Vous n’aimez pas la trompette ? Ça tombe bien, cet album (de BD, pas de musique, quoique, un peu des deux quand même) est peut-être quand même fait pour vous. Une symphonie fracassée pour mener à la catharsis. Si elle veut bien de nous.

En écho aux attentats de novembre 2015 à Paris et à tous les suivants qui nous ont éboulé, Gilles Rochier a perdu les mots. Là où tout le monde se répétait sur Twitter et les réseaux. Il y a ceux qui ont besoin de sortir les choses et ceux qui les gardent pour eux. Rochier, ou son avatar dans cette autofiction qu’est Solo, les a sortis à sa manière. Il est retombé sur une trompette à laquelle il n’avait plus touché depuis un bail, sans doute, à en entendre les fausses notes. Pourtant, il a persévéré, et sans devenir meilleur musicien, il en a joué des heures. Il en a fait sa voix. Tonitruante. Des notes guillerettes pourtant portées par l’énergie du désespoir.

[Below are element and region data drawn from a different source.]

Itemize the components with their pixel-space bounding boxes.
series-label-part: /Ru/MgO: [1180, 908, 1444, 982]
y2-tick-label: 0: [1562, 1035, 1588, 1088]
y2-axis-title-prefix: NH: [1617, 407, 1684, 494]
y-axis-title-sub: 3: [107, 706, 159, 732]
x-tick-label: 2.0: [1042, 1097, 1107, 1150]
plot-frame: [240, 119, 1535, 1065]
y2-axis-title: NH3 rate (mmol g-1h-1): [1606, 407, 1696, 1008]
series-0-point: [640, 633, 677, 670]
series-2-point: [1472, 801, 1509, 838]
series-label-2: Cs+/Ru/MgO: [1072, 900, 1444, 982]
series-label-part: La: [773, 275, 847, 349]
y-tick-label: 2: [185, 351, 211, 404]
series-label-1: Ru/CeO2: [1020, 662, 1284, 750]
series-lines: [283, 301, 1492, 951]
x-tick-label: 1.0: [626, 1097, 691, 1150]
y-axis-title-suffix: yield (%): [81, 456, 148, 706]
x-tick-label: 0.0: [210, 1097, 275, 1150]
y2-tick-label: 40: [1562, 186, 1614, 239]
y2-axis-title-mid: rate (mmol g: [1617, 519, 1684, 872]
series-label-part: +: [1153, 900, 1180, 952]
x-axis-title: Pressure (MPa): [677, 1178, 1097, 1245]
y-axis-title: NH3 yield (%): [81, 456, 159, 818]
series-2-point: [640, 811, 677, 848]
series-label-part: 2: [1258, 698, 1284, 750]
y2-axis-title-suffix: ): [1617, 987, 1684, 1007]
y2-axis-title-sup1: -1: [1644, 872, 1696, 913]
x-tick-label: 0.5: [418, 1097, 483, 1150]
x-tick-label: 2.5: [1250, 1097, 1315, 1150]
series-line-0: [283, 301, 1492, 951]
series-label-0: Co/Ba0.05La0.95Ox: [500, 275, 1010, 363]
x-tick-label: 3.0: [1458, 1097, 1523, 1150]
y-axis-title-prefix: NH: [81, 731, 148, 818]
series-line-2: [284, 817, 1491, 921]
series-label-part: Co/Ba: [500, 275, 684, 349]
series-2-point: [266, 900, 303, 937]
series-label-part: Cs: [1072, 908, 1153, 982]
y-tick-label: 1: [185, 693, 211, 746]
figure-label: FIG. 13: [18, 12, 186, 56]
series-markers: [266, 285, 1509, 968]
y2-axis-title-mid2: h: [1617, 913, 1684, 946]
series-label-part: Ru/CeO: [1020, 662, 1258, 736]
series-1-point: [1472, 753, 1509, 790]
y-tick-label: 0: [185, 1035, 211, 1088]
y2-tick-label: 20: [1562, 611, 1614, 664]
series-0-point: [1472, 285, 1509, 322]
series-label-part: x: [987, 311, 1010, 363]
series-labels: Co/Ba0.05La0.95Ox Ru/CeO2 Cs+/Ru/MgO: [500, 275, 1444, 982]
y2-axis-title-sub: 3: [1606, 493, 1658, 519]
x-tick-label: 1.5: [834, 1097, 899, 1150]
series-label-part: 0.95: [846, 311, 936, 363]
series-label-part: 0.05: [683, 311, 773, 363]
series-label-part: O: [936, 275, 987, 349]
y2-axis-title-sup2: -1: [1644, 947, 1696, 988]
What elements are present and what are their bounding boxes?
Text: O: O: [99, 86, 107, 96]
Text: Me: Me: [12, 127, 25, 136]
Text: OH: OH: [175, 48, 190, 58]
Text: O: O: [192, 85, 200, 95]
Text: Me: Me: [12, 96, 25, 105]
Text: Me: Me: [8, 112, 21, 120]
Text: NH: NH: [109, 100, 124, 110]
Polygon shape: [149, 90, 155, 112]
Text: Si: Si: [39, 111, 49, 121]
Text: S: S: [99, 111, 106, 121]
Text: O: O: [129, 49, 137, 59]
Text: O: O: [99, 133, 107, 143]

© Gilles Rochier chez Casterman

Ça a quelque chose d’incroyablement émouvant une trompette. Il y a des morceaux cuivrés dont je ne me suis jamais remis. Une trompette qui passe dans le décor musical d’une chanson, et je craque complètement. Au sourire comme aux larmes. Dans Solo, c’est aussi ce qui arrive. Durant cet album, peuplé de pouet plus ou moins appuyés, le personnage central ne parlera pas, quasiment pas, du moins jusqu’à la guérison (mais est-ce lui le malade ?), laissant les autres le faire pour lui, pour mieux nous entraîner dans une société sinistrée.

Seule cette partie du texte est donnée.